A crimp terminal having an electric connection portion which is fitted to a counterpart terminal to thereby make an electrical connection therewith, and a wire crimp portion which is crimped to an end of a wire in which a conductor is exposed at the end, wherein
the wire crimp portion comprises a first crimp portion which is crimped to the conductor on the end of the wire from an outer side, and a second crimp portion which is crimped to the conductor from the outer side in a position closer to a tip end side of the conductor than the first crimp portion and with a higher degree of compression than the first crimp portion, and
an inner surface of the first crimp portion and an inner surface of the second crimp portion are provided with recessed portions forming edges that cut into the conductor respectively, a maximum depth of the recessed portion provided in the second crimp portion being smaller than a maximum depth of the recessed portion provided in the first crimp portion.
A crimp terminal having an electric connection portion which is fitted to a counterpart terminal to thereby make an electrical connection therewith, and a wire crimp portion which is crimped to an end of a wire in which a conductor is exposed at the end, wherein
the wire crimp portion comprises a first crimp portion which is crimped to the conductor on the end of the wire from an outer side, and a second crimp portion which is crimped to the conductor from the outer side in a position closer to a tip end side of the conductor than the first crimp portion and with a higher degree of compression than the first crimp portion, and
a recessed portion forming an edge that cuts into the conductor is provided only in an inner surface of the first crimp portion of the first and second crimp portions.
The crimp terminal according to any of claims 1 to 4, wherein the wire crimp portion includes a basal portion extending in an axial direction from the electric connection portion, and a conductor barrel which is formed of a metal plate extending from the basal portion across the axial direction and is subjected to bending so as to hold the exposed conductor on the end of the wire, and
the conductor barrel has an inner surface in a shape that a second part of the inner surface corresponding to the second crimp portion projects inwardly beyond a first part of the inner surface corresponding to the first crimp portion to compress a tip end side part of the conductor by a higher degree than a base side part of the conductor by the bending.

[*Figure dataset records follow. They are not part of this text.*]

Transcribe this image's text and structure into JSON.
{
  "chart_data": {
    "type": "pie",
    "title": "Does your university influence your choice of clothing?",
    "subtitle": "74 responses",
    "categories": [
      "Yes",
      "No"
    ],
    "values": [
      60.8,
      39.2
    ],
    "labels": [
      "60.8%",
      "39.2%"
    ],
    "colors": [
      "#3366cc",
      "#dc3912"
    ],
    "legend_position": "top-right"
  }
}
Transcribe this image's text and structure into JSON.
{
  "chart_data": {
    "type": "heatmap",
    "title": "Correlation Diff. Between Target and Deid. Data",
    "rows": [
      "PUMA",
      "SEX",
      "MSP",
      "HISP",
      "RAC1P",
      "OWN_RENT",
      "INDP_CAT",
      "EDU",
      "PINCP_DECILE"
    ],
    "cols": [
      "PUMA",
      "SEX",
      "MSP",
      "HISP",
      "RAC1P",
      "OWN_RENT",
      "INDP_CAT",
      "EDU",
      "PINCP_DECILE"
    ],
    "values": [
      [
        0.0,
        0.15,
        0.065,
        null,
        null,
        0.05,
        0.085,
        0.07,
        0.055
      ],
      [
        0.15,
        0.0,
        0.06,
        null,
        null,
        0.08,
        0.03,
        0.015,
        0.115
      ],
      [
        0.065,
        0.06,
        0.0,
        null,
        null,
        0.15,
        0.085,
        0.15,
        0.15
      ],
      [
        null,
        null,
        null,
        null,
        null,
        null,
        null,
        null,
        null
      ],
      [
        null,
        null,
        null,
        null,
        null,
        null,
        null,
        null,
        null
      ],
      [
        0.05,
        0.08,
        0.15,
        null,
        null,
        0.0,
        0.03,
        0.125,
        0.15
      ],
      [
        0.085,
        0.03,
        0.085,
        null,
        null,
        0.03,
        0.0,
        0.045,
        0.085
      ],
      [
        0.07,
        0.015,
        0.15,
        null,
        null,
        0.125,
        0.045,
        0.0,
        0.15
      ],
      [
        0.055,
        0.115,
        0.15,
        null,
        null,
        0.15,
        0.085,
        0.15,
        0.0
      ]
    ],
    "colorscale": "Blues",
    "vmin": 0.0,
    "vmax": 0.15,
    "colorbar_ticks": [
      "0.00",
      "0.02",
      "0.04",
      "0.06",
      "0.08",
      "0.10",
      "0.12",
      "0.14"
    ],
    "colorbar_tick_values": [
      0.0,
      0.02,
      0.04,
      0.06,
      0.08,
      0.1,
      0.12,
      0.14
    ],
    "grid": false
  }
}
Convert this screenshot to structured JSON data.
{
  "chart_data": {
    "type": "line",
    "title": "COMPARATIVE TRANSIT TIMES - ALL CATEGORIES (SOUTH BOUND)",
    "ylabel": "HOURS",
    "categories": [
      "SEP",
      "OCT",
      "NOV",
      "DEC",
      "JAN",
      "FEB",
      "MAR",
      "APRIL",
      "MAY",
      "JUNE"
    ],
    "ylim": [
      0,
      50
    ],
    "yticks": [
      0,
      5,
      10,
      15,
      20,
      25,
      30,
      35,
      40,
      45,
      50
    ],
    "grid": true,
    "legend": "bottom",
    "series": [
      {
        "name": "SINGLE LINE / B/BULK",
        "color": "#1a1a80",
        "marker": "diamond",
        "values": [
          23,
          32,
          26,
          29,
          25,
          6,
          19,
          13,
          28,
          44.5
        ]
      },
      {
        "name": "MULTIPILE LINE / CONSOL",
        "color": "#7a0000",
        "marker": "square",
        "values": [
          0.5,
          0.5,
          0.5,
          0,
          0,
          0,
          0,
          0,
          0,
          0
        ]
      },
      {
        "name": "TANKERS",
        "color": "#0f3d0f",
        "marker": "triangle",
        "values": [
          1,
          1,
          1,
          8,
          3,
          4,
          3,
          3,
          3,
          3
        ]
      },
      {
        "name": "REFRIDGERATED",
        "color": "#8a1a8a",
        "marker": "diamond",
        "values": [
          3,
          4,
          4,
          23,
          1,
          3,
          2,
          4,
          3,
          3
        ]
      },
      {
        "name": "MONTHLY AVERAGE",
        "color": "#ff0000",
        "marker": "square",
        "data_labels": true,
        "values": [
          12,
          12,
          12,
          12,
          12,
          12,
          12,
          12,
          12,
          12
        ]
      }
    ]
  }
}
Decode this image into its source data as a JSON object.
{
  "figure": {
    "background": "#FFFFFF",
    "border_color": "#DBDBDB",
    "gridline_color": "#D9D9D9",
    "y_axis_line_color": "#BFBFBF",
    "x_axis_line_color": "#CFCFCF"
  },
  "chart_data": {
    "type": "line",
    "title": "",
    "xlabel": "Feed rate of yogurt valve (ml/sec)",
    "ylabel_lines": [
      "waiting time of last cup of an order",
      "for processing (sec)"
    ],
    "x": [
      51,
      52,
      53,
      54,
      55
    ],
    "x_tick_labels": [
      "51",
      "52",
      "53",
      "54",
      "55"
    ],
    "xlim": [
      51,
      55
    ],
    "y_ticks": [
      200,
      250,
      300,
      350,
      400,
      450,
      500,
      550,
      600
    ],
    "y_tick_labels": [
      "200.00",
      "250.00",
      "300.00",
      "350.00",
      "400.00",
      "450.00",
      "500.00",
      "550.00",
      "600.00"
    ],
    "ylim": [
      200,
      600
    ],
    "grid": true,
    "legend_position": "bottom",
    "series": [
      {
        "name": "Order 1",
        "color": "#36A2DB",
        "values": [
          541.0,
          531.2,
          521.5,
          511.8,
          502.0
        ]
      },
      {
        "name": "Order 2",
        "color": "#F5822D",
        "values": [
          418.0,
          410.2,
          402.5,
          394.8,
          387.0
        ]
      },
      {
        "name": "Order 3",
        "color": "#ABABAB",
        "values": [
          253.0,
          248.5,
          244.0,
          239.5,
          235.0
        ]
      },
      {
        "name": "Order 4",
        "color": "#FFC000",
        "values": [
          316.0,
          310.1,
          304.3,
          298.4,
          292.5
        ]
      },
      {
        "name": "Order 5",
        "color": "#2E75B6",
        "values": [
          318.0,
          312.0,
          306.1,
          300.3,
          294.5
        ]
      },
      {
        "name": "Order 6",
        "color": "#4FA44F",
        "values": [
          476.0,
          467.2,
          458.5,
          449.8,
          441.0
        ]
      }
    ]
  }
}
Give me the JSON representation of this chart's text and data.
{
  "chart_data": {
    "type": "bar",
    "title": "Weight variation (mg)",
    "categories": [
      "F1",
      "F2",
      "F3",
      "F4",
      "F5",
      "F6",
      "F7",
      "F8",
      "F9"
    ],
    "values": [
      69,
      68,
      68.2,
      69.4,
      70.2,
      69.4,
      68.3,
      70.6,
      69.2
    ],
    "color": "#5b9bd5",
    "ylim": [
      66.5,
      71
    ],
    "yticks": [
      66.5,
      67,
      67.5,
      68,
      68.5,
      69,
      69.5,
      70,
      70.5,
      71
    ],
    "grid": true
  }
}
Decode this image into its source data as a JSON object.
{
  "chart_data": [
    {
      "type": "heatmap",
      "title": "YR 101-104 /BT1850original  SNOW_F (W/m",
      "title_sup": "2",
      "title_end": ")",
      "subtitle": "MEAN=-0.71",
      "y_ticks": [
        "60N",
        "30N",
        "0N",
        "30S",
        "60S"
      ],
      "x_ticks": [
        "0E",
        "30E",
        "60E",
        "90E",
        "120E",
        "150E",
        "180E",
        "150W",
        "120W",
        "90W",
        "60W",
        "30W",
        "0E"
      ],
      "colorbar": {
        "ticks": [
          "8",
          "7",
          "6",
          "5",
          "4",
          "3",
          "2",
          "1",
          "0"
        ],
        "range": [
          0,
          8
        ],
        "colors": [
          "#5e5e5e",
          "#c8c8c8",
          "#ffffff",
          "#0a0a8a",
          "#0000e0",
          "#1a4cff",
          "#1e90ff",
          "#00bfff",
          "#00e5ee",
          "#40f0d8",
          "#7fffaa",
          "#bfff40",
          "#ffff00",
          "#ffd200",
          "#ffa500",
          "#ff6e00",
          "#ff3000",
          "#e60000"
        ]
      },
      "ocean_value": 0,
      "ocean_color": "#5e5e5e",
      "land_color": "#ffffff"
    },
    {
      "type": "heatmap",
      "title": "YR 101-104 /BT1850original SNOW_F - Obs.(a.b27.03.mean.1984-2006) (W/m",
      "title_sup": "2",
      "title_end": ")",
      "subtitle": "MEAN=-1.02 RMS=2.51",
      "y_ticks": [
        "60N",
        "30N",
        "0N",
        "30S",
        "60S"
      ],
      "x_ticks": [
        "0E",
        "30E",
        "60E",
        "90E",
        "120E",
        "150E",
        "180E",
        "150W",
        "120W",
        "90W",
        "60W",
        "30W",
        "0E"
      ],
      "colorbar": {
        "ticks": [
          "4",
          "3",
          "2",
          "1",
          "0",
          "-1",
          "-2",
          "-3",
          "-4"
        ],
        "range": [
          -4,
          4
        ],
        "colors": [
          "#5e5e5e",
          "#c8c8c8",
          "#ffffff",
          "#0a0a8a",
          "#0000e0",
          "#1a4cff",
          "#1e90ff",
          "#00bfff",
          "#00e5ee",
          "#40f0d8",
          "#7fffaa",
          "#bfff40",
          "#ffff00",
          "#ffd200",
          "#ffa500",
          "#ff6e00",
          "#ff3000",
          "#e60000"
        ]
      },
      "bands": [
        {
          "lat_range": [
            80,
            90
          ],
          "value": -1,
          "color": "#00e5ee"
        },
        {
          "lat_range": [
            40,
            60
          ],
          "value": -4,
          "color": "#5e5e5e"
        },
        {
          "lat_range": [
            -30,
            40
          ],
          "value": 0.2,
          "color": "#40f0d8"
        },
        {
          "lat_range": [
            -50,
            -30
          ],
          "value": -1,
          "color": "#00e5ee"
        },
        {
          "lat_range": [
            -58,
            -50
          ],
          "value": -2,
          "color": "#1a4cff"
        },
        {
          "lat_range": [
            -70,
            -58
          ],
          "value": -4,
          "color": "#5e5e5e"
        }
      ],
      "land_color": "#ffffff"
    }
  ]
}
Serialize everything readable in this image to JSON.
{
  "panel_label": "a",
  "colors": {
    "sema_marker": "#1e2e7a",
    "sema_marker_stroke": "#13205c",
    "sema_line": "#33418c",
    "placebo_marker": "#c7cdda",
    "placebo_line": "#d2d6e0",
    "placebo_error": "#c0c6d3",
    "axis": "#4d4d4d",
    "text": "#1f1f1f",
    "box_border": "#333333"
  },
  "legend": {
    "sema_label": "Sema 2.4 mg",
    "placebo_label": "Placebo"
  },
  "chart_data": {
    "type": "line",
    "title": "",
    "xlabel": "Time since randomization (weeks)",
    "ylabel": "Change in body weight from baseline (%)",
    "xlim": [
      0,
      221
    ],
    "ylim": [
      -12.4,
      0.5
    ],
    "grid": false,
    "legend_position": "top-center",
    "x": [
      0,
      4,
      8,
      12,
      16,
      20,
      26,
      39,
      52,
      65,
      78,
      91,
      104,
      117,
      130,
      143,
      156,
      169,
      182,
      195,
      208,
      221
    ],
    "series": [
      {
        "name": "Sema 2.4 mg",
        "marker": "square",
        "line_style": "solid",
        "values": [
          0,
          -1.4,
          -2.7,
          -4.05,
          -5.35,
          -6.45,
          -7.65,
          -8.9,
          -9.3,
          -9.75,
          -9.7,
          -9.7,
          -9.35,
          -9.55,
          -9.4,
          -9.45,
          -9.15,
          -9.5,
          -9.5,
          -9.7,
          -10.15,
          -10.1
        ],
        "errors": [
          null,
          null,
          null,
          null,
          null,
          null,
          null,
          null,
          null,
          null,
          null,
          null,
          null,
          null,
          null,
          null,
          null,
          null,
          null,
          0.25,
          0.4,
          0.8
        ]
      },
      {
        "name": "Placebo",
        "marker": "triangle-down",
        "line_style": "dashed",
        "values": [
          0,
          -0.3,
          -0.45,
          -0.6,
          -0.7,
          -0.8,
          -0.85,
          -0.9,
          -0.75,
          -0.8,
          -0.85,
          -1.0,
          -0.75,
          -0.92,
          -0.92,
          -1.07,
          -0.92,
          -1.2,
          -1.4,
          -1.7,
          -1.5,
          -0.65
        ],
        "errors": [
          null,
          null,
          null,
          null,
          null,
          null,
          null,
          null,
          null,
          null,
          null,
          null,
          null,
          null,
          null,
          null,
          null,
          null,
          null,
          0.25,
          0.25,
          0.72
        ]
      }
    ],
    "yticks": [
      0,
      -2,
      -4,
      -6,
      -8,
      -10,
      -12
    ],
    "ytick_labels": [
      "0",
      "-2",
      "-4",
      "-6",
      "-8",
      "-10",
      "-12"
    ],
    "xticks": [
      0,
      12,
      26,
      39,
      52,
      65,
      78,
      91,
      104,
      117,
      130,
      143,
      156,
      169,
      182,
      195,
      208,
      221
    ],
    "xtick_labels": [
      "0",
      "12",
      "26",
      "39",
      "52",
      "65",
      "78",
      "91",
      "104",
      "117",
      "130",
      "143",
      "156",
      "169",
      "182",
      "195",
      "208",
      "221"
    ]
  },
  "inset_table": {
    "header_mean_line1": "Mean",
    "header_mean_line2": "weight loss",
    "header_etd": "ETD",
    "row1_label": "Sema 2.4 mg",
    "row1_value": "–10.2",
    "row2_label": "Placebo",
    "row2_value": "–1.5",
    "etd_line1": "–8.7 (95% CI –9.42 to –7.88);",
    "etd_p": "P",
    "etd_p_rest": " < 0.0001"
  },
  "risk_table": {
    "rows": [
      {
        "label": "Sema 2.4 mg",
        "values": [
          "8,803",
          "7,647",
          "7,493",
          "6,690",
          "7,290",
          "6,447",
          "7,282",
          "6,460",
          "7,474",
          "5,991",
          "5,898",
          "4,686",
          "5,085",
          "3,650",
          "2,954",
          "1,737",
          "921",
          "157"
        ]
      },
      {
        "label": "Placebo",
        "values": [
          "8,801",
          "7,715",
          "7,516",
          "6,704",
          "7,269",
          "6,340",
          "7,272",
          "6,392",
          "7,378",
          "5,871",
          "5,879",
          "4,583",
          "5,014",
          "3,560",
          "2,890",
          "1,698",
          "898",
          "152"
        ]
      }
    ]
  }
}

A terminal-provided wire comprising a wire having an end in which a conductor is exposed and the crimp terminal according to any of claims 1 to 5, which is crimped to the end,
wherein the wire crimp portion of the crimp terminal is crimped onto the conductor in the end of the wire from an outer side, and the second crimp portion of the wire crimp portion is crimped onto the conductor with a higher degree of compression than the first crimp portion thereof.
The terminal-provided wire according to claim 6, wherein the conductor of the wire is formed of aluminum or aluminum alloy.
A method of manufacturing a terminal-provided wire comprising a wire having an end in which a conductor is exposed and a crimp terminal which is crimped to the end, the method including:
a terminal forming step of forming the crimp terminal according to any one of claims 1 to 5 from a metal plate; and

a crimping step of crimping the wire crimp portion of the crimp terminal onto the conductor in the end of the wire from the outer side while crimping the second crimp portion of the wire crimp portion onto the conductor with a higher degree of compression than the first crimp portion formed with the recessed portion.
The method of manufacturing a terminal-provided wire according to claim 8, wherein the conductor is constituted by aluminum or aluminum alloy.